1/27/20

Judy is Over-Hyped


Judy (2019)
Directed by Rupert Goold.
LD Entertainment, 118 minutes, PG-13 (drug abuse, language)
★★


Judy, the new biopic about Judy Garland (1922-69) has gotten a lot of attention, including Oscar nominations and a Golden Globe Best Actress award to Renée Zellweger in the title role. Beware the hype. Judy is a classic case of a film that looks better than it is.

Rupert Goold is best known as a London theatre director and the script for Judy is based on Peter Quilter’s play, The End of the Rainbow. The film adaptation often feels more like a play than a movie; it’s a series of vignettes that stage live, but feel static and claustrophobic on the screen. The film stitches together flashbacks to Garland’s early days in Hollywood to set up the last six months of her life when she was broke, unstable, and forced onto the road.

Garland was born Frances Ethel Gumm to vaudevillian parents. She performed with her two older siblings and the act’s name was changed to the more pleasant-sounding Garland Sisters. Judy signed with MGM in 1935, when she was just 13. We meet Judy (Darci Shaw) when she was 14 and filming The Wizard of Oz. Her relationship with MGM head Louis B. Mayer (Richard Cordery) would today have #MeToo up in arms. It wasn’t sexual, but Mayer used passive aggressive bullying to turn her into a studio puppet and diet pill addict. She remained hooked for her entire life. (Her death at age 47 was due to an overdose of Seconal and was perhaps a suicide.)

The film pivots around Judy’s 1968 performances in England.
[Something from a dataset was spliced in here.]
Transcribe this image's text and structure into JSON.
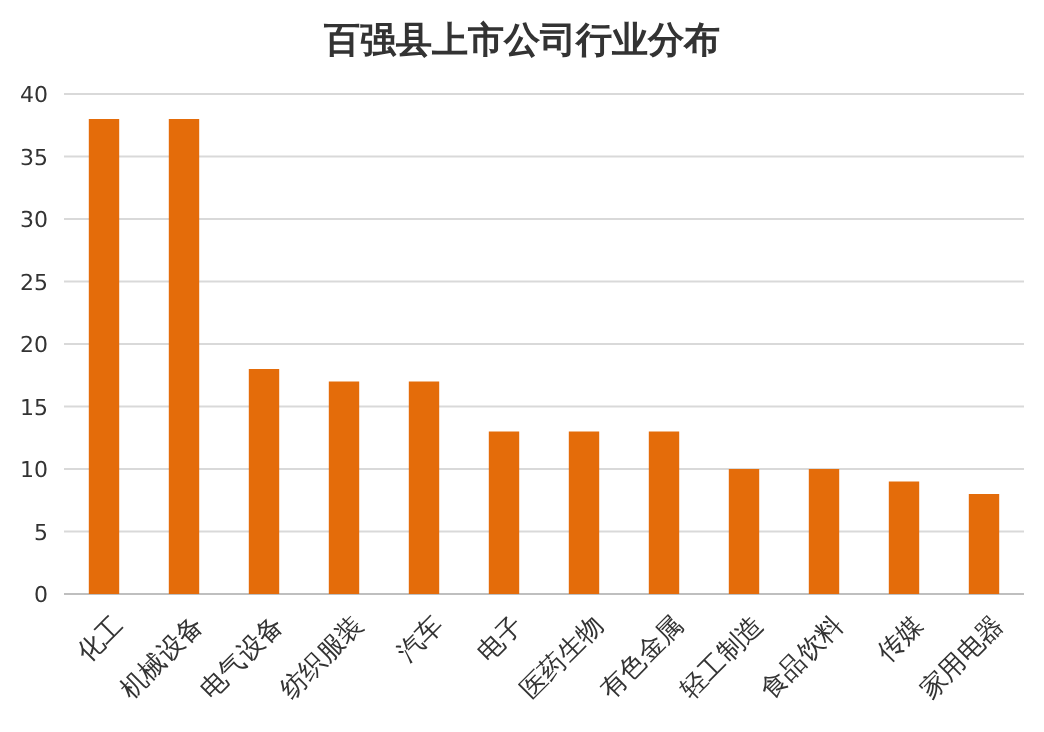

By then, Garland was a mess. She had married and divorced four times, battled third husband Sidney Luft (Rufus Sewell) for custody of Joey and Lorna, and displayed narcissistic personality traits–including pill popping and heavy drinking–that chased away prospective employers. Luckily, she was still a legend in London, where impresario Bernard Delfont (Michael Gambon) gambled he could keep a tight rein on Garland through threats and aide Rosalyn Wilder’s (Jessie Buckley) bird dogging. Good luck with that! Judy’s main accomplishment in London was to acquire another inappropriate husband, Mickey Deans (Finn Whittrock), an enabling huckster musician 13 years her junior.

The movie also depicts several touching encounters between Judy and two gay men, Burt (Royce Pierreson) and Dan (Andy Nyman). They are both composites and mildly anachronistic. Garland had a gay following, but her iconic status within the community–the Advocate once dubbed her “the Elvis of homosexuals”–mostly developed posthumously. Garand was not gay, but her brassy contralto voice and theatrical personality held appeal for voguing drag queens. (They were also drawn to other bigger-than-life personalities such as Barbra Streisand and Bette Midler.)
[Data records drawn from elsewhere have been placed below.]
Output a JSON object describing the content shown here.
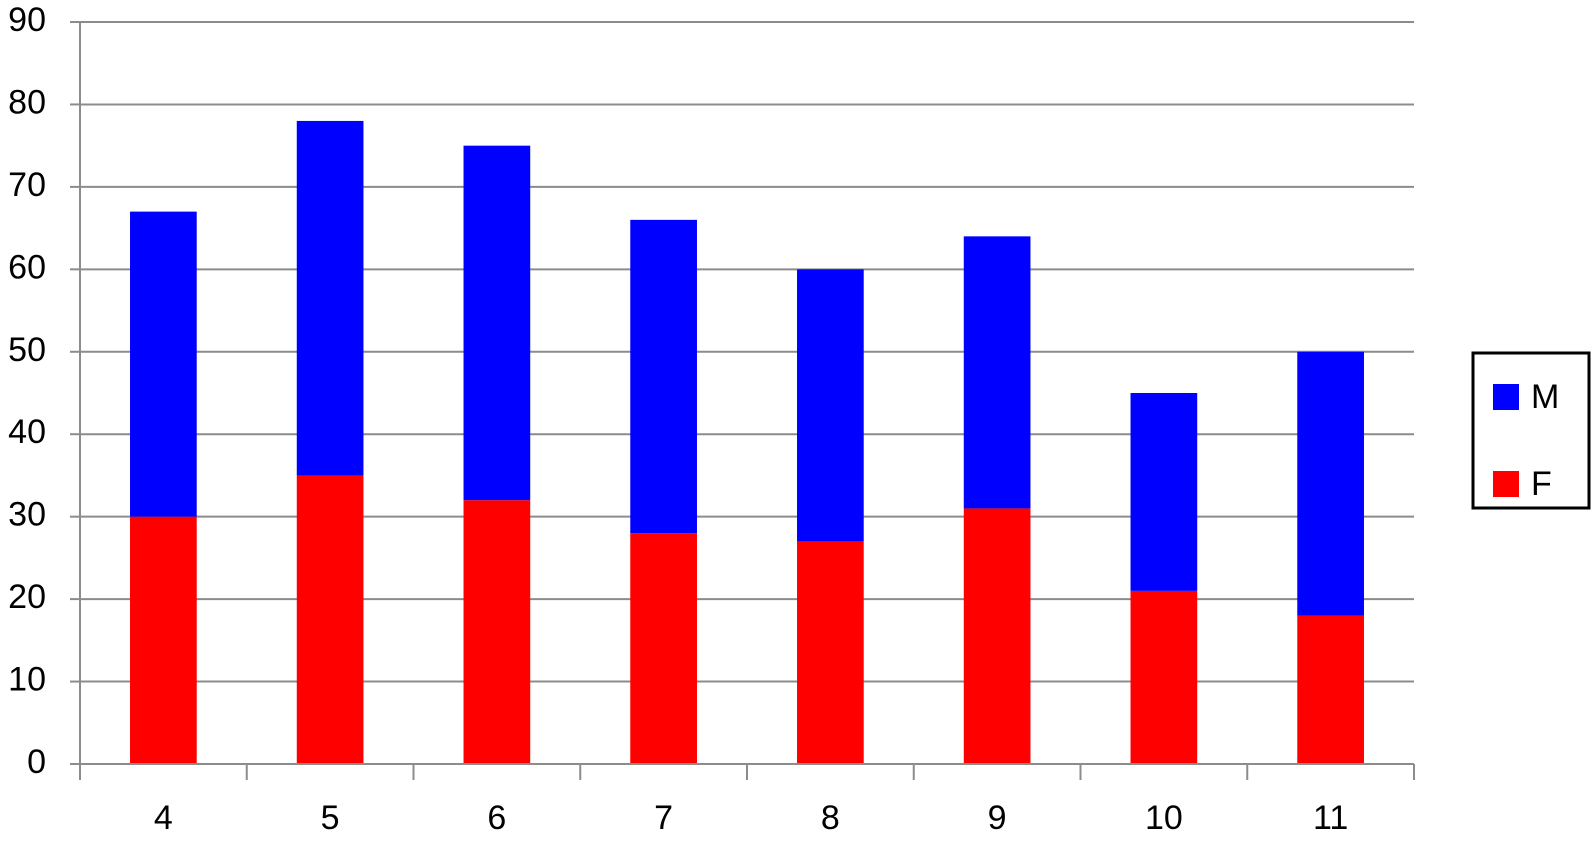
{
  "chart_data": {
    "type": "stacked_bar",
    "categories": [
      "4",
      "5",
      "6",
      "7",
      "8",
      "9",
      "10",
      "11"
    ],
    "series": [
      {
        "name": "F",
        "color": "#ff0000",
        "values": [
          30,
          35,
          32,
          28,
          27,
          31,
          21,
          18
        ]
      },
      {
        "name": "M",
        "color": "#0000ff",
        "values": [
          37,
          43,
          43,
          38,
          33,
          33,
          24,
          32
        ]
      }
    ],
    "ylim": [
      0,
      90
    ],
    "yticks": [
      0,
      10,
      20,
      30,
      40,
      50,
      60,
      70,
      80,
      90
    ],
    "grid": true,
    "legend": "right"
  }
}
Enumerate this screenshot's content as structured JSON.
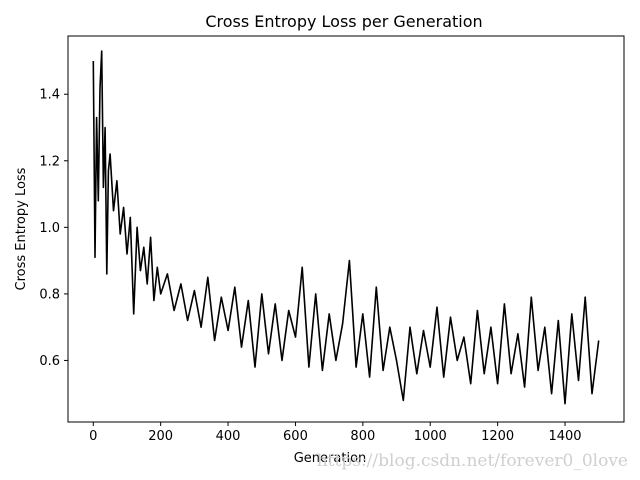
{
  "chart_data": {
    "type": "line",
    "title": "Cross Entropy Loss per Generation",
    "xlabel": "Generation",
    "ylabel": "Cross Entropy Loss",
    "xlim": [
      -75,
      1575
    ],
    "ylim": [
      0.415,
      1.575
    ],
    "xticks": [
      0,
      200,
      400,
      600,
      800,
      1000,
      1200,
      1400
    ],
    "yticks": [
      0.6,
      0.8,
      1.0,
      1.2,
      1.4
    ],
    "ytick_labels": [
      "0.6",
      "0.8",
      "1.0",
      "1.2",
      "1.4"
    ],
    "grid": false,
    "series": [
      {
        "color": "#000000",
        "x": [
          0,
          5,
          10,
          15,
          20,
          25,
          30,
          35,
          40,
          45,
          50,
          60,
          70,
          80,
          90,
          100,
          110,
          120,
          130,
          140,
          150,
          160,
          170,
          180,
          190,
          200,
          220,
          240,
          260,
          280,
          300,
          320,
          340,
          360,
          380,
          400,
          420,
          440,
          460,
          480,
          500,
          520,
          540,
          560,
          580,
          600,
          620,
          640,
          660,
          680,
          700,
          720,
          740,
          760,
          780,
          800,
          820,
          840,
          860,
          880,
          900,
          920,
          940,
          960,
          980,
          1000,
          1020,
          1040,
          1060,
          1080,
          1100,
          1120,
          1140,
          1160,
          1180,
          1200,
          1220,
          1240,
          1260,
          1280,
          1300,
          1320,
          1340,
          1360,
          1380,
          1400,
          1420,
          1440,
          1460,
          1480,
          1500
        ],
        "y": [
          1.5,
          0.91,
          1.33,
          1.08,
          1.42,
          1.53,
          1.12,
          1.3,
          0.86,
          1.17,
          1.22,
          1.05,
          1.14,
          0.98,
          1.06,
          0.92,
          1.03,
          0.74,
          1.0,
          0.87,
          0.94,
          0.83,
          0.97,
          0.78,
          0.88,
          0.8,
          0.86,
          0.75,
          0.83,
          0.72,
          0.81,
          0.7,
          0.85,
          0.66,
          0.79,
          0.69,
          0.82,
          0.64,
          0.78,
          0.58,
          0.8,
          0.62,
          0.77,
          0.6,
          0.75,
          0.67,
          0.88,
          0.58,
          0.8,
          0.57,
          0.74,
          0.6,
          0.71,
          0.9,
          0.58,
          0.74,
          0.55,
          0.82,
          0.57,
          0.7,
          0.6,
          0.48,
          0.7,
          0.56,
          0.69,
          0.58,
          0.76,
          0.55,
          0.73,
          0.6,
          0.67,
          0.53,
          0.75,
          0.56,
          0.7,
          0.53,
          0.77,
          0.56,
          0.68,
          0.52,
          0.79,
          0.57,
          0.7,
          0.5,
          0.72,
          0.47,
          0.74,
          0.54,
          0.79,
          0.5,
          0.66
        ]
      }
    ]
  },
  "watermark": "https://blog.csdn.net/forever0_0love"
}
Judy gets most of the details right; the problems lie with delivery, not content. Renée Zellweger has Garland’s mannerisms down pat: puckered lips and drawn-in chin suggestive of a pout, flights of destructive rage, furrowed brow, dramatic lipstick, sparkly pant suits, and her love of big production numbers. What she lacks is the voice. Zellweger did all of her own singing and she’s a surprisingly good vocalist, but she’s not Judy Garland! Believe me, I know. My father adored Judy; it was a rare Sunday in which I didn’t awake to “The Trolley Song,” You Made Me Love You,” “Over the Rainbow,” and other such standards. He also watched her TV show and every one of her movies that made it onto the box. I didn’t much like the music, but I certainly intuited that hers was a generational voice. Zellweger tries, but we can hear her laboring to reach notes that were child’s play for Garland. Don’t take my word for it. Listen to Zellweger and Garland side by side.
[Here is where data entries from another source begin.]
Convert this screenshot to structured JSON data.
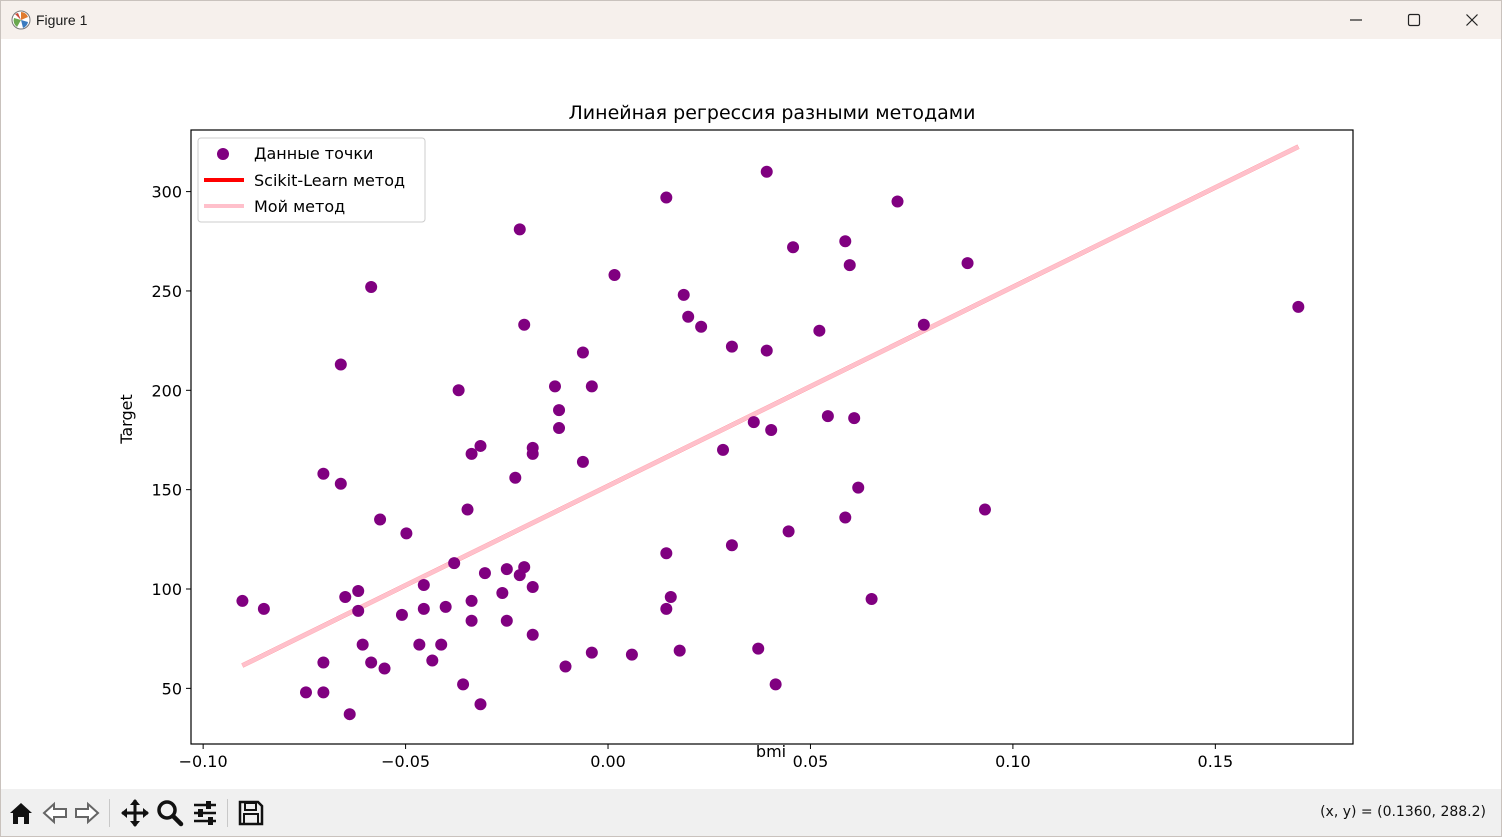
{
  "window": {
    "title": "Figure 1",
    "icon": "matplotlib-icon"
  },
  "controls": {
    "minimize": "minimize-icon",
    "maximize": "maximize-icon",
    "close": "close-icon"
  },
  "toolbar": {
    "tools": [
      "home-icon",
      "back-icon",
      "forward-icon",
      "pan-icon",
      "zoom-icon",
      "configure-subplots-icon",
      "save-icon"
    ],
    "coordinates": "(x, y) = (0.1360, 288.2)"
  },
  "chart_data": {
    "type": "scatter",
    "title": "Линейная регрессия разными методами",
    "xlabel": "bmi",
    "ylabel": "Target",
    "xlim": [
      -0.103,
      0.184
    ],
    "ylim": [
      22,
      331
    ],
    "xticks": [
      -0.1,
      -0.05,
      0.0,
      0.05,
      0.1,
      0.15
    ],
    "xtick_labels": [
      "−0.10",
      "−0.05",
      "0.00",
      "0.05",
      "0.10",
      "0.15"
    ],
    "yticks": [
      50,
      100,
      150,
      200,
      250,
      300
    ],
    "ytick_labels": [
      "50",
      "100",
      "150",
      "200",
      "250",
      "300"
    ],
    "grid": false,
    "legend_position": "upper-left",
    "legend": [
      {
        "label": "Данные точки",
        "kind": "marker",
        "color": "#800080"
      },
      {
        "label": "Scikit-Learn метод",
        "kind": "line",
        "color": "#ff0000"
      },
      {
        "label": "Мой метод",
        "kind": "line",
        "color": "#ffc0cb"
      }
    ],
    "series": [
      {
        "name": "Данные точки",
        "type": "scatter",
        "color": "#800080",
        "points": [
          [
            -0.0903,
            94
          ],
          [
            -0.085,
            90
          ],
          [
            -0.0746,
            48
          ],
          [
            -0.0703,
            158
          ],
          [
            -0.0703,
            63
          ],
          [
            -0.0703,
            48
          ],
          [
            -0.066,
            213
          ],
          [
            -0.066,
            153
          ],
          [
            -0.0649,
            96
          ],
          [
            -0.0638,
            37
          ],
          [
            -0.0617,
            99
          ],
          [
            -0.0617,
            89
          ],
          [
            -0.0606,
            72
          ],
          [
            -0.0585,
            252
          ],
          [
            -0.0585,
            63
          ],
          [
            -0.0563,
            135
          ],
          [
            -0.0552,
            60
          ],
          [
            -0.0498,
            128
          ],
          [
            -0.0509,
            87
          ],
          [
            -0.0466,
            72
          ],
          [
            -0.0455,
            102
          ],
          [
            -0.0455,
            90
          ],
          [
            -0.0434,
            64
          ],
          [
            -0.0412,
            72
          ],
          [
            -0.0401,
            91
          ],
          [
            -0.038,
            113
          ],
          [
            -0.0369,
            200
          ],
          [
            -0.0358,
            52
          ],
          [
            -0.0347,
            140
          ],
          [
            -0.0337,
            168
          ],
          [
            -0.0337,
            94
          ],
          [
            -0.0337,
            84
          ],
          [
            -0.0315,
            172
          ],
          [
            -0.0315,
            42
          ],
          [
            -0.0304,
            108
          ],
          [
            -0.0261,
            98
          ],
          [
            -0.025,
            110
          ],
          [
            -0.025,
            84
          ],
          [
            -0.0229,
            156
          ],
          [
            -0.0218,
            107
          ],
          [
            -0.0218,
            281
          ],
          [
            -0.0207,
            111
          ],
          [
            -0.0207,
            233
          ],
          [
            -0.0186,
            171
          ],
          [
            -0.0186,
            168
          ],
          [
            -0.0186,
            101
          ],
          [
            -0.0186,
            77
          ],
          [
            -0.0131,
            202
          ],
          [
            -0.0121,
            190
          ],
          [
            -0.0121,
            181
          ],
          [
            -0.0105,
            61
          ],
          [
            -0.0062,
            219
          ],
          [
            -0.0062,
            164
          ],
          [
            -0.004,
            202
          ],
          [
            -0.004,
            68
          ],
          [
            0.0016,
            258
          ],
          [
            0.0059,
            67
          ],
          [
            0.0144,
            297
          ],
          [
            0.0144,
            118
          ],
          [
            0.0144,
            90
          ],
          [
            0.0155,
            96
          ],
          [
            0.0177,
            69
          ],
          [
            0.0187,
            248
          ],
          [
            0.0198,
            237
          ],
          [
            0.023,
            232
          ],
          [
            0.0284,
            170
          ],
          [
            0.0306,
            222
          ],
          [
            0.0306,
            122
          ],
          [
            0.036,
            184
          ],
          [
            0.0371,
            70
          ],
          [
            0.0392,
            310
          ],
          [
            0.0392,
            220
          ],
          [
            0.0403,
            180
          ],
          [
            0.0414,
            52
          ],
          [
            0.0446,
            129
          ],
          [
            0.0457,
            272
          ],
          [
            0.0522,
            230
          ],
          [
            0.0543,
            187
          ],
          [
            0.0586,
            275
          ],
          [
            0.0586,
            136
          ],
          [
            0.0597,
            263
          ],
          [
            0.0608,
            186
          ],
          [
            0.0618,
            151
          ],
          [
            0.0651,
            95
          ],
          [
            0.0715,
            295
          ],
          [
            0.078,
            233
          ],
          [
            0.0888,
            264
          ],
          [
            0.0931,
            140
          ],
          [
            0.1705,
            242
          ]
        ]
      },
      {
        "name": "Scikit-Learn метод",
        "type": "line",
        "color": "#ff0000",
        "x": [
          -0.0903,
          0.1705
        ],
        "y": [
          61.5,
          322.6
        ]
      },
      {
        "name": "Мой метод",
        "type": "line",
        "color": "#ffc0cb",
        "x": [
          -0.0903,
          0.1705
        ],
        "y": [
          61.5,
          322.6
        ]
      }
    ]
  }
}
Let me be frank; Zellweger has always been a second-tier actress in terms of ability. I saw nothing in Judy that made me reconsider. We notice the secondary cast more than Zellweger. Shaw is endearing as young Judy and Cordery is chilling as Mayer, whom he plays like Dick Cheney about to eat someone’s liver. Rufus Sewell deserves credit for transcending his thinly written character and imbuing Sidney Luft with more depth. Jessie Buckley is superb and eye-catching as Wilder. Fans of Game of Thrones might recognize Bella Ramsey, who plays Judy’s second daughter Lorna Loft; (She was Lyanna Mormont in GOT.) Gemma-Leah Devereux makes a cameo as Liza Minnelli, Garland’s daughter to Vincente Minnelli, her second husband.

I wish Hollywood would red-light entertainer biopics. In Hollywood’s golden age, actors created roles on the screen. These days it’s celebrities trying to inhabit the personalities of other celebrities–the difference between acting and mimicry. Zellweger might win an Oscar in a few weeks but she won’t make me love her.